Reverend Francis RitchieBible, Psalms4 Comments

I love the opening of Psalm 25 – “In you Lord my God, I put my trust.” Trust is an interesting concept. It involves humility. In an opening verse like that it implies some stuff. It says I don’t know everything and there are things I’m unsure about. It says there are things I can’t see in front of me and I don’t have absolute confidence in my own abilities/perceptions/strengths so I need the thing I’m going to ‘trust’. Faith is similar. I need both trust and faith in abundance but they don’t come easily for me. How about you?

Photo: Francis Ritchie. Freedom in Aida camp - West Bank (Palestinian territory).

Photo: Francis Ritchie. Freedom in Aida camp – West Bank (Palestinian territory).

Because I need them there is a bit of Psalm 25 highlighted in my Bible and I use it as a quick prayer from time to time.

Show me your ways Lord,
teach me your paths.
Guide me in your truth and teach me,
For you are God, my Saviour,
and my hope is in you all day long.
Remember, Lord, your great mercy and love,
for they are from of old.
Do not remember the sins of my youth
and my rebellious ways;
according to your love
remember me,
for you, Lord, are good.
-Psalm 25:4-7 (NIV)

It would have been easy to stop the highlighting at the end of verse 6 and just gone with the fuzzy feel that doesn’t recognise the frailty of who I have been, but trust means recognising that.
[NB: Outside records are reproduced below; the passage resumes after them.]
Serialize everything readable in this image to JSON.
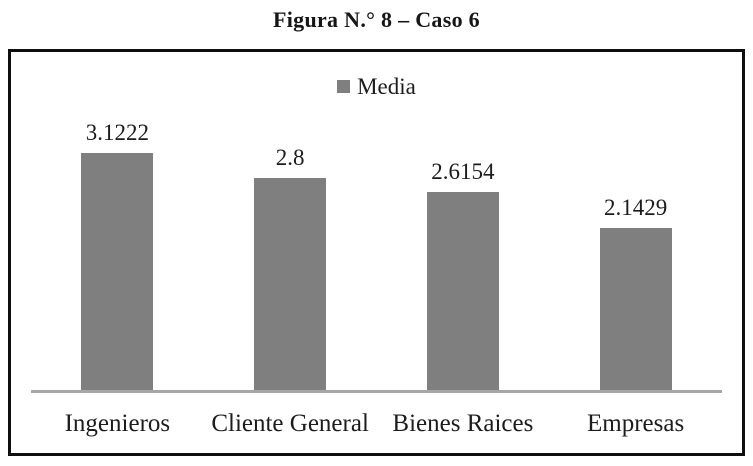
{
  "chart_data": {
    "type": "bar",
    "title": "Figura N.° 8 – Caso 6",
    "categories": [
      "Ingenieros",
      "Cliente General",
      "Bienes Raices",
      "Empresas"
    ],
    "series": [
      {
        "name": "Media",
        "values": [
          3.1222,
          2.8,
          2.6154,
          2.1429
        ]
      }
    ],
    "value_labels": [
      "3.1222",
      "2.8",
      "2.6154",
      "2.1429"
    ],
    "xlabel": "",
    "ylabel": "",
    "ylim": [
      0,
      4.5
    ],
    "grid": false,
    "legend": {
      "position": "top-center",
      "items": [
        {
          "label": "Media",
          "swatch_color": "#7f7f7f"
        }
      ]
    },
    "colors": {
      "bar": "#7f7f7f",
      "axis_line": "#a6a6a6",
      "frame_border": "#0f0f0f",
      "text": "#1c1c1c",
      "background": "#ffffff"
    }
  }
}
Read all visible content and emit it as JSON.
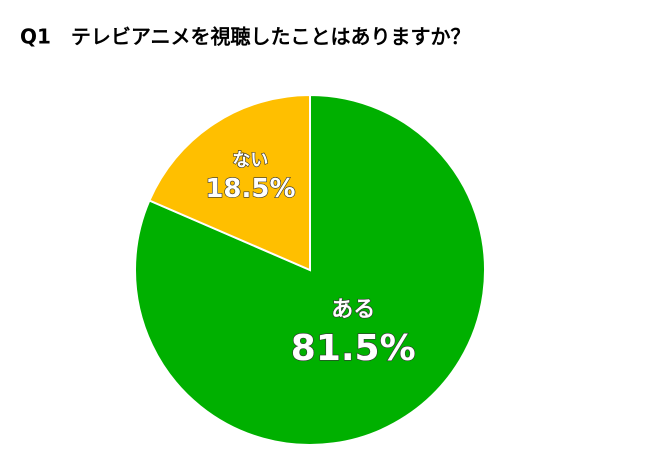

If I was to hide that then I wouldn’t really be trusting.

Using those words of prayer are an act of trying to trust because it says there is something bigger than me and I’m placing myself within it. It says there’s still a long way for us to go but we’re willing to walk that journey even though we don’t know exactly what that looks like.

That prayer trusts that I am not the sum of who I have been; that God sees more. It looks to mercy and love – attributes that see deeper. The challenge is, if I’m willing to call for those thing, can I trust enough to extend them to others. You see, it takes trust not just to call on God’s mercy and love and what that entails but to then extend it to others when we ourselves could get hurt, that takes real trust and faith.

May we be people who trust and can be trusted.